The limitations of this systematic review include the paucity of literature.
In summary, there is fair evidence that percutaneous adhesiolysis is effective in relieving low back and/or leg pain due to post lumbar surgery syndrome or spinal stenosis.
腰椎术后综合征或椎管狭窄症患者在未经手术治疗的情况下出现腰背痛是一个棘手的问题。腰椎术后综合征可发生于任何年龄组,而椎管狭窄引起的腰背痛和根性痛是一种与年龄相关的疾病。随着人口老龄化,症状性椎管狭窄的发病率将会增加。目前这两组患者的治疗选择都很有限。再次手术并不能均匀有效地缓解先前手术后的疼痛。虽然正在开发治疗椎管狭窄引起疼痛的疗法,但除了粘连松解术之外,没有任何疗法可以治疗因瘢痕形成引起的疼痛。粘连松解术是一种去除硬膜外瘢痕的方法,这些瘢痕直接或间接导致压迫、炎症、肿胀或神经根营养供应减少。粘连松解术采用多种方法来分解硬膜外瘢痕,包括使用带有金属丝的导管进行机械性粘连松解术,将导管放置在硬膜外空间的腹外侧,位于神经根出口处,以及使用大量的注射剂,包括局部麻醉剂和生理盐水,无论是高渗还是等渗,并加入类固醇。
腰椎术后综合征或椎管狭窄症患者经皮粘连松解术治疗难治性腰腿痛的系统评价。
评估经皮粘连松解术治疗腰椎术后综合征或椎管狭窄症所致难治性腰腿痛的有效性。

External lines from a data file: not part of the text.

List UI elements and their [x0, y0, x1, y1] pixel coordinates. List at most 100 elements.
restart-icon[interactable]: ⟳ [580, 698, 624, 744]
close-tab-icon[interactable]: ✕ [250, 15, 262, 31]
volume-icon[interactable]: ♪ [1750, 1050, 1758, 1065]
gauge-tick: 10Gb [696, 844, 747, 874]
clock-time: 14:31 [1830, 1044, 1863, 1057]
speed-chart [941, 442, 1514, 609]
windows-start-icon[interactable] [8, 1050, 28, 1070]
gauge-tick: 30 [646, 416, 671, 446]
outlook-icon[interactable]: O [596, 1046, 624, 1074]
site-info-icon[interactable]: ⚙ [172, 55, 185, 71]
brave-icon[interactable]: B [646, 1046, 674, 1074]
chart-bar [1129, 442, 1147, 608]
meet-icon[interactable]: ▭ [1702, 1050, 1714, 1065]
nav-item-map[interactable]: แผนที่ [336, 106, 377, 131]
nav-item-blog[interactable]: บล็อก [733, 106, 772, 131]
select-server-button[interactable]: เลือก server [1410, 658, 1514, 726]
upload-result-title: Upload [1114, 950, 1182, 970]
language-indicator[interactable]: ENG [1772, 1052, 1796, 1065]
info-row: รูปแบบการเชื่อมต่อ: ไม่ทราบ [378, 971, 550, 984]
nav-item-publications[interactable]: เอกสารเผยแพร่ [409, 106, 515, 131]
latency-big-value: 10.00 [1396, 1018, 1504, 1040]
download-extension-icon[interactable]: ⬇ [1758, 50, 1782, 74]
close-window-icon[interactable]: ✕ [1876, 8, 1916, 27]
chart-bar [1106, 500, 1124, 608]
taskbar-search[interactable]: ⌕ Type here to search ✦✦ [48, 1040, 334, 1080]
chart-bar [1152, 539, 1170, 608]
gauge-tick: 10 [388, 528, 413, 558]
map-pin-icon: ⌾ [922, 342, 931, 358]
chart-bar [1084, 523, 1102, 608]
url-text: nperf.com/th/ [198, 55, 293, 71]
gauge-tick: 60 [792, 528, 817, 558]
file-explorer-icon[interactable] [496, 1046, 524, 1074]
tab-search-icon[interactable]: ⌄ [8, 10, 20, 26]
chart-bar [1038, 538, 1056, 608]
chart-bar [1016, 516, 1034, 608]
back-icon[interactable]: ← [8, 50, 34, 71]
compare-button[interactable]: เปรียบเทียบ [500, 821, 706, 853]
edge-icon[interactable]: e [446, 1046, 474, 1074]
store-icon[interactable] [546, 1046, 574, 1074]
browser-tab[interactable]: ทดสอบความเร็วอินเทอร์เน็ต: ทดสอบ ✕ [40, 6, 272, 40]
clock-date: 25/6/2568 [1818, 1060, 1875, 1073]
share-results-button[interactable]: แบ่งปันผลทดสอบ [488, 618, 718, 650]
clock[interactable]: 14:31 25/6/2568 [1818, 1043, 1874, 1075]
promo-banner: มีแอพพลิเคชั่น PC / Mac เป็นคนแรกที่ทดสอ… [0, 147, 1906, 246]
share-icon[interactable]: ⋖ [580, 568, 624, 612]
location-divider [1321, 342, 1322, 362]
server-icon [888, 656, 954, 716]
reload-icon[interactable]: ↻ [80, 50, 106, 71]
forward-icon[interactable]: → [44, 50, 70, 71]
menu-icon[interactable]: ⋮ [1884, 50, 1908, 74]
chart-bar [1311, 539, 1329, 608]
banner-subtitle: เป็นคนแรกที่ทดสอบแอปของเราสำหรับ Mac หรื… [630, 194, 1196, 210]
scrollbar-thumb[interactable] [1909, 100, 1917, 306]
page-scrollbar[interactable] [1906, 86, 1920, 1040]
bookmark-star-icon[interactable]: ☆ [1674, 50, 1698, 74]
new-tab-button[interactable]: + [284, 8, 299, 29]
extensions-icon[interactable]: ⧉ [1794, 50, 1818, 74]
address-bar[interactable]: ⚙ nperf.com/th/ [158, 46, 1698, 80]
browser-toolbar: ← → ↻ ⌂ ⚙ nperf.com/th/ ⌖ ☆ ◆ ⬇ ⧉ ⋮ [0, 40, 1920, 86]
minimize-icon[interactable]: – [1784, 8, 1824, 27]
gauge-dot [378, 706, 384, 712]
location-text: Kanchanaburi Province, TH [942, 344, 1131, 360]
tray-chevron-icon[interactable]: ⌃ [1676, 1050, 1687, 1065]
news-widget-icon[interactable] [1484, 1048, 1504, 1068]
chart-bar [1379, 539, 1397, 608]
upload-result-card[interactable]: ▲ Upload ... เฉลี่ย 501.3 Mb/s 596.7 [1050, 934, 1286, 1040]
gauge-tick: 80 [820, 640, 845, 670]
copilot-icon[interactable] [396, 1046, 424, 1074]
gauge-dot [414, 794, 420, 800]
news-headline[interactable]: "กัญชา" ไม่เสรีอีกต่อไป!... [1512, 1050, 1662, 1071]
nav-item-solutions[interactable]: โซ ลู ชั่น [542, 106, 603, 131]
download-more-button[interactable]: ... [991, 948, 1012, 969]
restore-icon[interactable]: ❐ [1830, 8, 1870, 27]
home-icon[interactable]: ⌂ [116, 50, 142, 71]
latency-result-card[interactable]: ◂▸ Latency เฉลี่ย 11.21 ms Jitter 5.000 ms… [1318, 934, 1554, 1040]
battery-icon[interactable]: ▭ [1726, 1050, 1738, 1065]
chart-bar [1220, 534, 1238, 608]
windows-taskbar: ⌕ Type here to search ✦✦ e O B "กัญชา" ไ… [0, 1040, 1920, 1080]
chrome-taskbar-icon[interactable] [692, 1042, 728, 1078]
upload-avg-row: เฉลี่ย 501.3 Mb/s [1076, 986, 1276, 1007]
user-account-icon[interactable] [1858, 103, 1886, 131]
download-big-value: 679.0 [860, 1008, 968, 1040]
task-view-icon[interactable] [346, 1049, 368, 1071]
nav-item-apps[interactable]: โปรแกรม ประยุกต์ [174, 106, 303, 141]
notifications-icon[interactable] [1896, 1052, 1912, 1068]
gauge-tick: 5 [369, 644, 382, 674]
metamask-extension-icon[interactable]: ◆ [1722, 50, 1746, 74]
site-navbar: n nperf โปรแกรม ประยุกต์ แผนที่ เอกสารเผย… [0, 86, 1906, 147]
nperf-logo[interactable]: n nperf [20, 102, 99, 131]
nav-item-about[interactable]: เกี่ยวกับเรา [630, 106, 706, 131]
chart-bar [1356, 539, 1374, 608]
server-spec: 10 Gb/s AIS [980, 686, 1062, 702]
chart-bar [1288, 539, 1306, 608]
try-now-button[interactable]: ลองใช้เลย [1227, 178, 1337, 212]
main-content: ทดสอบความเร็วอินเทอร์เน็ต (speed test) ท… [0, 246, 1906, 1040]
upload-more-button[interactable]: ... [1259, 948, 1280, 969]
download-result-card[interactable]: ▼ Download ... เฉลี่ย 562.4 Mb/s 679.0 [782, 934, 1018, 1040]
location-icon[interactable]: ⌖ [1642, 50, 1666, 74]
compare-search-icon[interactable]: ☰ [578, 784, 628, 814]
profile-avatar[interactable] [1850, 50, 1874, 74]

还评估了经皮粘连松解术相关的风险和不良事件的严重程度。
对经皮粘连松解术治疗腰椎术后综合征或椎管狭窄症所致难治性腰腿痛的相关文献进行了综述。使用的质量评估和临床相关性标准是 Cochrane 肌肉骨骼介入技术综述组标准,以及用于观察性研究的纽卡斯尔-渥太华量表标准。根据美国预防服务工作组(USPSTF)制定的证据质量标准,将证据水平分为好、中、差(或差)。数据来源包括通过搜索 PubMed 和 EMBASE 从 1966 年至 2012 年 6 月获得的相关文献,以及对已知的原始和综述文章的参考文献的手工搜索。
主要结局指标是至少 6 个月的疼痛缓解。次要结局指标是功能状态的改善、心理状态的改变、重返工作岗位、阿片类药物使用或干预的减少。
对于这项系统评价,共确定了 15 项研究,并对其进行了综述。其中 5 项随机对照试验和 2 项观察性研究符合纳入标准。根据 USPSTF 标准,这些研究表明,有中等证据表明经皮粘连松解术可有效缓解腰椎术后综合征引起的腰背痛和/或腿痛,并且有中等证据表明经皮粘连松解术可有效缓解椎管狭窄引起的腰背痛和/或腿痛。经皮粘连松解术的并发症发生率较低,并发症通常轻微且自限性。当由训练有素的医生进行操作时,该手术应被视为发生严重不良事件的风险较低。
这项系统评价的局限性包括文献数量有限。
总之,有中等证据表明经皮粘连松解术可有效缓解腰椎术后综合征或椎管狭窄症引起的腰背痛和/或腿痛。